Almost all of my stand out moments, both good and bad, took place during the missions. The good moments represent the most fun I’ve had in a videogame. Seriously. For a pilot like me, being able to fly a VTOL (vertical take-off and landing) jet armed with a death ray and homing rockets and shooting up the city is the best thing ever. I even managed to land a light aircraft on the helipad attached to my rooftop penthouse by using the swimming pool as a temporary runway. I challenge you to do the same. (Link/tweet us a more awesome picture than mine if you do).
What’s great is the game encourages you to do stupid stuff like that and never takes itself too seriously. There is none of Grand Theft Auto IV’s dull and dreary take on life. In the world of the Saints being cocky, stinking rich and coloured pink is the way forward. Sure I had to contend with the police and rival gangs if I killed a few too many people but for the most part I was able to do anything I wanted.
The biggest let down and the cause of all my annoyances with the game centred around the exceptionally crap AI. The other Saints are so mind-numbingly stupid that they’d happily sabotage mission objectives on a regular basis; shooting the crap out of a truck that I’m trying to protect for instance. Unfortunately, you can’t carry out missions alone so I was forced to come up with various ways to sideline my partner(s) as much as possible.
The dumb AI plagues every other vehicle driver too. If you thought that GTA IV’s drivers were erratic, the ones in Steelport are easily the worst ever. Cars will inexplicably drive into buildings, other vehicles, burst into flames or try to execute a three point turn with the finesse of a 2 year-old child. This type of behaviour was especially annoying during my many swift escapes from blowing up things like army bases, entire buildings or just driving home after a night watching strippers only to be taken out by an erratic driver.
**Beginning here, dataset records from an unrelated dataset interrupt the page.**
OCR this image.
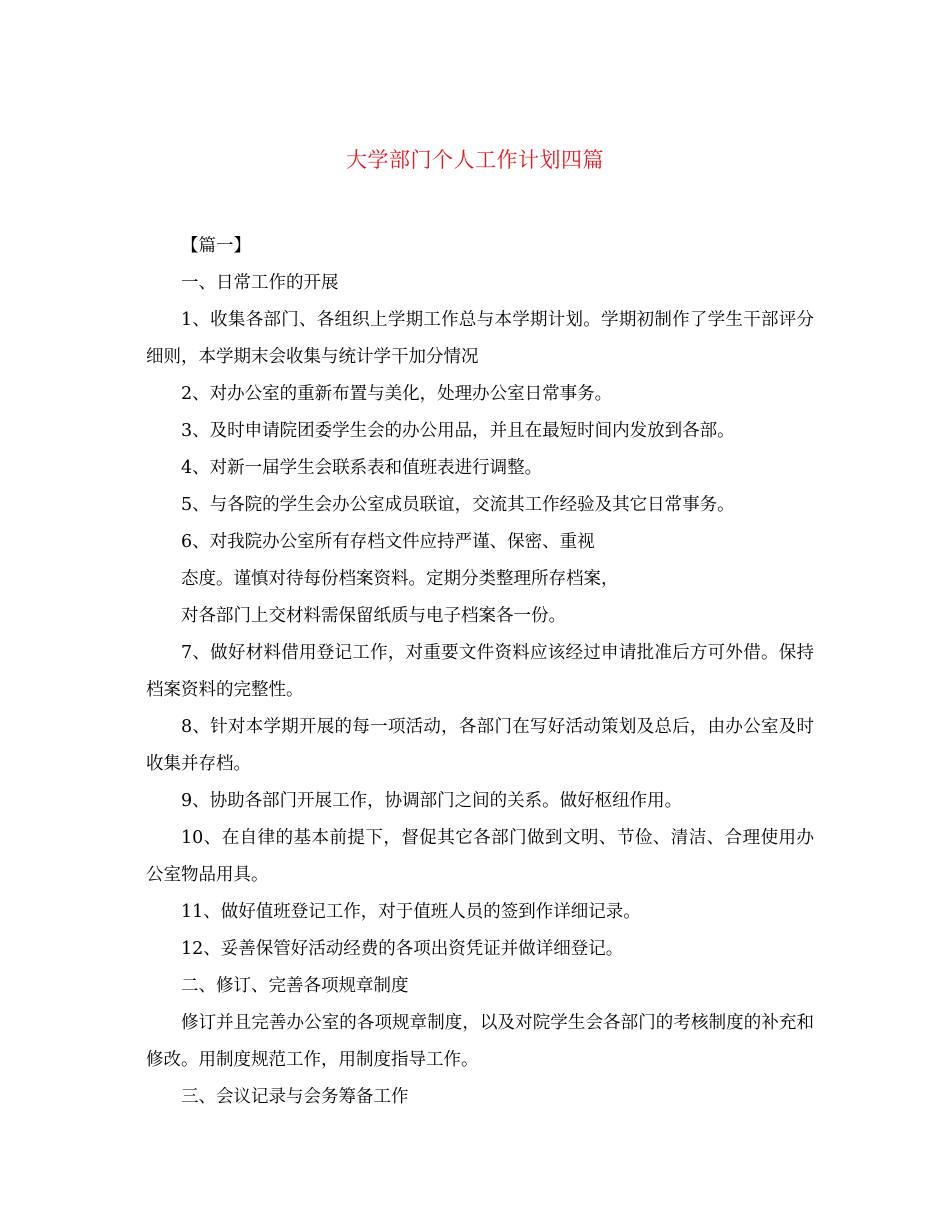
大学部门个人工作计划四篇

【篇一】

一、日常工作的开展

1、收集各部门、各组织上学期工作总与本学期计划。学期初制作了学生干部评分细则，本学期末会收集与统计学干加分情况

2、对办公室的重新布置与美化，处理办公室日常事务。

3、及时申请院团委学生会的办公用品，并且在最短时间内发放到各部。

4、对新一届学生会联系表和值班表进行调整。

5、与各院的学生会办公室成员联谊，交流其工作经验及其它日常事务。

6、对我院办公室所有存档文件应持严谨、保密、重视

态度。谨慎对待每份档案资料。定期分类整理所存档案，

对各部门上交材料需保留纸质与电子档案各一份。

7、做好材料借用登记工作，对重要文件资料应该经过申请批准后方可外借。保持档案资料的完整性。

8、针对本学期开展的每一项活动，各部门在写好活动策划及总后，由办公室及时收集并存档。

9、协助各部门开展工作，协调部门之间的关系。做好枢纽作用。

10、在自律的基本前提下，督促其它各部门做到文明、节俭、清洁、合理使用办公室物品用具。

11、做好值班登记工作，对于值班人员的签到作详细记录。

12、妥善保管好活动经费的各项出资凭证并做详细登记。

二、修订、完善各项规章制度

修订并且完善办公室的各项规章制度，以及对院学生会各部门的考核制度的补充和修改。用制度规范工作，用制度指导工作。

三、会议记录与会务筹备工作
Playing the game in co-op mode is infinity less annoying, unless of course your mate’s a total dumbass. In this mode everything is exactly the same as single-player but with your mate replacing the stupid AI-controlled character. There really is nothing better than mooching around in the city together, surfing on top of jets (yes, really), destroying buildings and stealing street cleaning vehicles. Co-op absolutely rocks in Saints Row: The Third. The lack of offline split-screen is disappointing but just persuade your friends to buy and game and everything will be fine. Whored mode is also available when you fancy killing wave after wave of enemies using things like a tank or a chainsaw. Unlike its terribly-punned name, you’re not actually besieged by whores here. All sorts of enemies will race up to be shot in the nuts. This did add a bit of fun to something I usually find quite dull to play.
The graphics engine does the game no favours at all being guilty of some awful graphical pop-up and providing a rough and slightly unfinished look to the city. Apart from expanding the colour pallet to include huge amounts of pink, Saints Row: The Third doesn’t look much better than GTA IV and that game’s nearly 4 years old.
But Should You Buy It?
In the end none of the issues really matter. The game is rammed with so much stupid, insane, vulgar, funny and violent content that only a handful of annoying missions during the middle third of the game came close to wiping the giant smile off my face. Volition Inc have focused on removing anything that might get in the way of having fun so you end up doing more of the things that entertain you. If you don’t have fun playing Saints Row: The Third then you must be dead inside. Or a politician.